Vayamos por partes. Lo primero y más importante: Stead murió en el naufragio del Titanic, así que era un vidente en la misma medida que un adivino cualquiera de los que se publicitan como tales hoy en día en prensa, radio y televisión. Resulta arriesgado, siquiera, conceder a Stead el crédito de que soñara lo que decía haber soñado y que no se tratara sólo de una maniobra de mercadotecnia. De todos modos, en la época, eran bastante comunes los choques con icebergs en el Atlántico Norte, por lo que ese escenario para un sueño de alguien que viajaba no resulta ajeno.
“Los de Stead son relatos moralizantes con los que critica la legislación de su época. Como ejemplo bestia, llegó a comprar una niña para denunciar la vista gorda que hacían las autoridades con la trata de niñas para la prostitución”, me ha explicado Luis Miguel Ortega, del Círculo Escéptico y un apasionado de la historia del Titanic. Ya en 1886, Stead había escrito un relato en la revista Pall Mall en el que un vapor de pasajeros choca con otro barco y hay gran cantidad de muertos debido a la escasez de botes salvavidas, algo permitido por las autoridades. Que pusiera al Majestic de coprotagonista de su novela de 1892, titulada From the Old World to the New (Del Viejo Mundo al Nuevo), no es tampoco tan extraño. “El Majestic estaba en servicio desde 1889 y era el buque más famoso de la White Star Line, el más reciente y lujoso. Y, en contra de lo que apunta Fernández Bueno, en 1892 su capitán no era Smith”, apunta Ortega. Smith fue capitán del Majestic entre 1895 y 1904, cuando, dada su fiabilidad, la White Star Line le encomendó los viajes inaugurales de sus nuevos barcos. Por eso, estaba el 12 de abril de 1912 en el puente de mando del Titanic, como lo había estado antes en el del Olympic.

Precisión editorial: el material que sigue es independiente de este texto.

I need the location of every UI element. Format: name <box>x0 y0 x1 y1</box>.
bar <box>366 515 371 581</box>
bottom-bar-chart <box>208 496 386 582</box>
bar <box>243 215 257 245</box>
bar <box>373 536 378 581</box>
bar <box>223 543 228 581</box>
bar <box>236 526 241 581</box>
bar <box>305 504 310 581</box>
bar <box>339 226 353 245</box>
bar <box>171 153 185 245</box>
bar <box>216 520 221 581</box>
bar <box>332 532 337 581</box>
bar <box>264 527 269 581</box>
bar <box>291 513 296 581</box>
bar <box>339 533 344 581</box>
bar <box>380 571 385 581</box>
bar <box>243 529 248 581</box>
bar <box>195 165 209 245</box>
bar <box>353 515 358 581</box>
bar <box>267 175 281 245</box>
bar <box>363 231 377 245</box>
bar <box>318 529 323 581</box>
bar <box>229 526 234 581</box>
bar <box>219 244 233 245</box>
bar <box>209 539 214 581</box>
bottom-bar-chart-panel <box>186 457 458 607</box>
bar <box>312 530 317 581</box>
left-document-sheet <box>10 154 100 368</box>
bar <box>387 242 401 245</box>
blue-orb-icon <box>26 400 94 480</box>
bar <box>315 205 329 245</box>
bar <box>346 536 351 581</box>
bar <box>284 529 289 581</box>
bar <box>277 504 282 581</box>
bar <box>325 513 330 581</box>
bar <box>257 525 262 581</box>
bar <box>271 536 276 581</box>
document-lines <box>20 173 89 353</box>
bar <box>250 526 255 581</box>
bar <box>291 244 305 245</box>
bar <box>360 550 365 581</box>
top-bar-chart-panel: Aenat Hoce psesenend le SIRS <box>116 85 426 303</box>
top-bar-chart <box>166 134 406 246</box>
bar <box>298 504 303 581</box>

Hay otros ejemplos de sueños premonitorios que, supuestamente, llevaron a quienes los vivieron a negarse a hacer el viaje o, por incrédulos, al fondo del mar. El problema, como siempre pasa en estos casos, es que nadie dejó escrito antes que hubiera soñado lo que ocurrió en la noche del 12 al 13 de abril de 1912. ¿Que hubo gente que soñó con el hundimiento de un gran buque de pasajeros tras chocar con un iceberg? Seguro. Era un escenario familiar en aquellos tiempos, como hoy lo es un accidente de avión o de automóvil. Pero eso no implica que se tratara de premoniciones. Cualquier noche de finales del siglo XIX y principios del XX, cientos de millones de personas soñaban en Europa y Norteamérica. Con cualquier cosa. “Dicho de otro modo, entre tantos jugadores, alguno tiene que ganar, pero se trata de una ley estadística, no paranormal”, como indica Massimo Polidoro en su libro Los grandes misterios de la Historia.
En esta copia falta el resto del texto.